JAKARTA (Reuters) - Jakarta voters head to the polls on Wednesday to elect a governor for Indonesia’s capital after a campaign that incited political and religious tensions in the world’s most populous Muslim country.
The race to lead the city of more than 10 million has been fought by two candidates - an ethnic Chinese Christian and a Muslim. It has triggered mass protests and stirred religious and political tensions in the world’s third largest democracy.
Basuki Tjahaja Purnama, known by his Chinese nickname as “Ahok”, is the incumbent governor who took over running Jakarta in 2014 when his then boss, Joko Widodo, won the presidency. Purnama, 50, is the city’s first ethnic Chinese and Christian leader and is backed by the ruling Indonesian Democratic Party of Struggle (PDI-P).
Purnama is standing trial on blasphemy charges after allegedly insulting the Koran during the campaign. Hundreds of thousands of protesters rallied after an edited video of his comments about a Koranic verse were circulated. He has appeared in court throughout the campaign. If he wins the election but is convicted of blasphemy, Purnama can assume office as long as an appeals process is going on.
Purnama’s policies include new infrastructure to fix Jakarta’s chronic traffic congestion, flood mitigation, better waste management and anti-corruption measures.
Anies Baswedan, 47, is the former rector of Jakarta’s Paramadina University and campaign manager for Widodo during the 2014 election. Widodo appointed him education minister but sacked him less than two years later.

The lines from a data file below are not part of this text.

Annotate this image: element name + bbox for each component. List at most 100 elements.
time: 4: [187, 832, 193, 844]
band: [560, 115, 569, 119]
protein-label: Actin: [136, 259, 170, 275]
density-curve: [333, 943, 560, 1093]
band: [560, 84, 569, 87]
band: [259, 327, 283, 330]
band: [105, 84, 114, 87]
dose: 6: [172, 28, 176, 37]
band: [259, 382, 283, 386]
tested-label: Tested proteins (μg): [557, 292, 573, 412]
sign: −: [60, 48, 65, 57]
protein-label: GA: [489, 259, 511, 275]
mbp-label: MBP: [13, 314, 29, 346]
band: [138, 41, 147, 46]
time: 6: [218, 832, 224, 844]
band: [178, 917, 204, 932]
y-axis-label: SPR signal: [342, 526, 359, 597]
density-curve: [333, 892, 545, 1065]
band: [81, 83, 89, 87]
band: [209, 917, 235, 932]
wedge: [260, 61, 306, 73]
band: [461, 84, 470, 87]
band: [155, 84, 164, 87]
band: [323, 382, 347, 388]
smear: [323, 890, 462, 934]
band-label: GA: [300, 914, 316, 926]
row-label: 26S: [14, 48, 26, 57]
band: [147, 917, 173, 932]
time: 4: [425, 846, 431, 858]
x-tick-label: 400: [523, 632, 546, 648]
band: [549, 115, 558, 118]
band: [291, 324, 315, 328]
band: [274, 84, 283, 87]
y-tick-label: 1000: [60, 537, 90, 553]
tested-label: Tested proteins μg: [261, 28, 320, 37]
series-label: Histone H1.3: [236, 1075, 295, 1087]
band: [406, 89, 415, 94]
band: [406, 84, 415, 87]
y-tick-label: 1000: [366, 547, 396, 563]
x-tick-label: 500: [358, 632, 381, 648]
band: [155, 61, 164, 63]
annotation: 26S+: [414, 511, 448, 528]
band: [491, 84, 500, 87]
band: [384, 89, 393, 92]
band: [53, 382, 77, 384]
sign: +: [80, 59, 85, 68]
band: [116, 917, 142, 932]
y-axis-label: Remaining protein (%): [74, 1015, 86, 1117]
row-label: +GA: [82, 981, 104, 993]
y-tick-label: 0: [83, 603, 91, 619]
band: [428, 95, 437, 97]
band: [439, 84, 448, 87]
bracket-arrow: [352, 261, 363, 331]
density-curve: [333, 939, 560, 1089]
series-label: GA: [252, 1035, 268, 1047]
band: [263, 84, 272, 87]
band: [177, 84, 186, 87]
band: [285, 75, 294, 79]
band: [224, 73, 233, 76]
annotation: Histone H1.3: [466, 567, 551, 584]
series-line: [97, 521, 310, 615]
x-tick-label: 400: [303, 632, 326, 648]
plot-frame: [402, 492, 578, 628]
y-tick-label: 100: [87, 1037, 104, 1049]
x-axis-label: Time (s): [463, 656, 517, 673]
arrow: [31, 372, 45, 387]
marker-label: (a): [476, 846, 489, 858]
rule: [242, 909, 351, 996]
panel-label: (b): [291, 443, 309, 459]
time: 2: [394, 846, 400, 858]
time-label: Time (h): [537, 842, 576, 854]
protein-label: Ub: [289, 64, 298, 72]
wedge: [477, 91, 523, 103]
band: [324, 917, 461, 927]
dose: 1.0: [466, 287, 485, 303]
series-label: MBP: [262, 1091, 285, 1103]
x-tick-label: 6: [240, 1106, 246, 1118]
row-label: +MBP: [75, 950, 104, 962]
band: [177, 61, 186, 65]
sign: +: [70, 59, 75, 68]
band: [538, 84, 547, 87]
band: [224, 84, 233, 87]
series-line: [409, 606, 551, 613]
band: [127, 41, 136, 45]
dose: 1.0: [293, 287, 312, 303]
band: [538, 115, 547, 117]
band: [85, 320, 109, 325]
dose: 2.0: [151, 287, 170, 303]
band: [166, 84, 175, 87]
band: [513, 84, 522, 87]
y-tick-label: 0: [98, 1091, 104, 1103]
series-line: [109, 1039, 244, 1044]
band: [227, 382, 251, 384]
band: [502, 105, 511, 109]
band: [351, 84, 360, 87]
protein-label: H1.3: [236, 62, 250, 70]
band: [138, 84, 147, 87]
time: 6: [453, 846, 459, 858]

Baswedan has shifted allegiance to Widodo’s presidential rival in the 2014 campaign, Prabowo Subianto, and now represents Subianto’s Gerindra Party. Baswedan was criticised for meeting hardline Islamists during the campaign. His platform has focused on improving public education and combating the rising cost of living. He opposes a giant seawall in Jakarta Bay that Purnama has advocated.
The April 19 election is a runoff between the two most popular candidates in the first round of polling held on Feb. 15. In the first round, Purnama received 43 per cent of the vote and Baswedan 40 per cent. A third candidate, Agus Yudhoyono, dropped out of the race after receiving only 17 per cent of the vote.
A candidate needs a simple majority to win.
Private pollsters approved by the General Elections Commission will conduct quick counts of a sample of votes after polls close on April 19, giving an indication of the winner.
Official results are expected to be announced by the elections commission by May 5-6.
Defeated candidates can dispute the results in the Constitutional Court.
About 7.1 million people are registered to vote in Jakarta. The turnout was 77 per cent for the first round of voting.